Un attacco missilistico in Svizzera? «Non è distopia, saremmo esposti e indifesi»

Secondo l'ex capo delle forze aeree dell'esercito, la Svizzera è «ben lontana da avere una difesa aerea in grado di difendere il Paese».
BERNA - Con le incursioni di droni (in Polonia) e jet (in Estonia), Mosca sta testando le difese occidentali nell'eventualità di un futuro conflitto in Europa. La situazione sul confine orientale del Continente preoccupa (ovviamente) anche la Svizzera che non dispone di difese aeree all'avanguardia. Come rivelato la scorsa settimana dal consigliere federale Martin Pfister, infatti, Berna «non sarebbe in grado di respingere un attacco portato dai droni russi».
Ma c'è di peggio.

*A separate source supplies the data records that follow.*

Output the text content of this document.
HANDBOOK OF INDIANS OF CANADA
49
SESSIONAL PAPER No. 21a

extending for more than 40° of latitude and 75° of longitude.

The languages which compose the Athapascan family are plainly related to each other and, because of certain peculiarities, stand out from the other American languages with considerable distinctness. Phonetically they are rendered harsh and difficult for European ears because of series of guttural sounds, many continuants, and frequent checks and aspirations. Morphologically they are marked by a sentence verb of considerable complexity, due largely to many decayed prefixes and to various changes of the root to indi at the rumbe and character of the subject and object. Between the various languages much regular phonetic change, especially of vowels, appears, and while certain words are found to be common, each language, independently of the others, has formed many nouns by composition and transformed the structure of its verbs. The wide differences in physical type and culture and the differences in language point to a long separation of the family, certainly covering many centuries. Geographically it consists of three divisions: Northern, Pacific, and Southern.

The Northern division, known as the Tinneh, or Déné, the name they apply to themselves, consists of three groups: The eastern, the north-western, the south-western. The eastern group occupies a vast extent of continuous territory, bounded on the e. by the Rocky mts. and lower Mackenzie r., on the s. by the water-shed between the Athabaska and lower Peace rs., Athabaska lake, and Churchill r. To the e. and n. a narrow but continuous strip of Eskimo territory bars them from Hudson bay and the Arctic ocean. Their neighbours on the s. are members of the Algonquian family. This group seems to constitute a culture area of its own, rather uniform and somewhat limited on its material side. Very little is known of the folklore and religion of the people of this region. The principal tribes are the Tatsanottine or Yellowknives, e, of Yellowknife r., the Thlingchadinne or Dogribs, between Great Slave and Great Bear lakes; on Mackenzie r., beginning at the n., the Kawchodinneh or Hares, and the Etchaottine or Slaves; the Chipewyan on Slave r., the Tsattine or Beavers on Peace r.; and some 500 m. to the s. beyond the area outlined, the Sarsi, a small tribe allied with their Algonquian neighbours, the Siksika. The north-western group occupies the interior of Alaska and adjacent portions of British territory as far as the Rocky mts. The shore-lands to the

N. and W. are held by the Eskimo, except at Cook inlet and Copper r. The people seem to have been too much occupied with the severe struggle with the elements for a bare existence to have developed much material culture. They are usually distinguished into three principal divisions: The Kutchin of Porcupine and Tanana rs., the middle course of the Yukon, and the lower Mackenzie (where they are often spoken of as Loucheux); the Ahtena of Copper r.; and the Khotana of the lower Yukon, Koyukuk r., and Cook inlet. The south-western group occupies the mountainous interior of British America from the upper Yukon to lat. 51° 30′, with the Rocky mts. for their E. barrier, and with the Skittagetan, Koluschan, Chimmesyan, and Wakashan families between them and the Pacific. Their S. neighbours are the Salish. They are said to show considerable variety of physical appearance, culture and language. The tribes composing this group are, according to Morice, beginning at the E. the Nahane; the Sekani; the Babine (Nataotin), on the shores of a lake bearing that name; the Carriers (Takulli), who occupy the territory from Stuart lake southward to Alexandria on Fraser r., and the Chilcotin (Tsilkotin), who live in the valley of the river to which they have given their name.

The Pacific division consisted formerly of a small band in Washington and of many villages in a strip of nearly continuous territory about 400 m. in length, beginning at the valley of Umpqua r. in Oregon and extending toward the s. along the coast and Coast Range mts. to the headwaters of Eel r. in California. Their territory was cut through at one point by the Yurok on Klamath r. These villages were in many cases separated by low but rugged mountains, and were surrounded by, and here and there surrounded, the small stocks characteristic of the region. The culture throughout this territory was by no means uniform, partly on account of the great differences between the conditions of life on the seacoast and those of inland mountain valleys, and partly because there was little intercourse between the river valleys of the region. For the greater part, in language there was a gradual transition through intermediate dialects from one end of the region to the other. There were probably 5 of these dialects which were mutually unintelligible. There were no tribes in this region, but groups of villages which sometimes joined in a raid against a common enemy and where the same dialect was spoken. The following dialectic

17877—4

Perché, stando a quanto detto sulla SonntagsZeitung dall’ex comandante delle Forze aeree dell'esercito Bernhard Müller, la Svizzera si troverebbe «completamente esposta e indifesa» a un attacco con missili balistici, ipersonici o da crociera. «Siamo ben lontani dall’avere una difesa aerea in grado di difendere il Paese», spiega l'esperto, precisando che un attacco aereo contro Zurigo, Berna, Ginevra o il tunnel del San Gottardo «non è più da considerarsi una distopia».
Secondo Müller, infatti, esiste la possibilità (seppur remota) che Mosca possa lanciare attacchi esplorativi contro la Svizzera. «Putin in questo modo - precisa l'esperto - potrebbe testare la reazione di un Paese neutrale e pure quella della NATO».
Uno scenario, questo, sostenuto anche da Paul Winkler ex consigliere di Stato (UDC) di Lucerna e tenente colonnello dell'esercito. «La guerra ibrida, con attacchi informatici, è già iniziata. La prossima fase è rappresentata da attacchi aerei e nessuno, tranne l'aggressore, può dire quando inizierà. Per me dovremmo essere preparati prima del 2030». Al momento però - come dichiarato al domenicale dal capo dell'armamento Urs Loher - l'esercito è in grado di proteggere solo l’8% dello spazio aereo elvetico. Nel nostro arsenale, infatti, ci sono 30 caccia F/A-18 (obsoleti), 14 F-5 Tiger (ancora più vecchi) e 27 cannoni antiaerei (degli anni 60).
Insomma la situazione non è delle più rosee. E non lo diventerà nemmeno quando arriveranno i 36 (controversi) F-35 americani e le cinque unità Patriot per la difesa antiaerea a lunga gittata. Con queste, infatti, si potrebbe proteggere circa un terzo della superficie nazionale. Per quel che concerne le difese a corto raggio, invece, la Confederazione non ha ancora ordinato nulla. «Non vedo alcuna priorità da parte del DDPS», afferma Winkler. «Eppure questa dovrebbe essere la misura più urgente per migliorare la protezione contro i droni».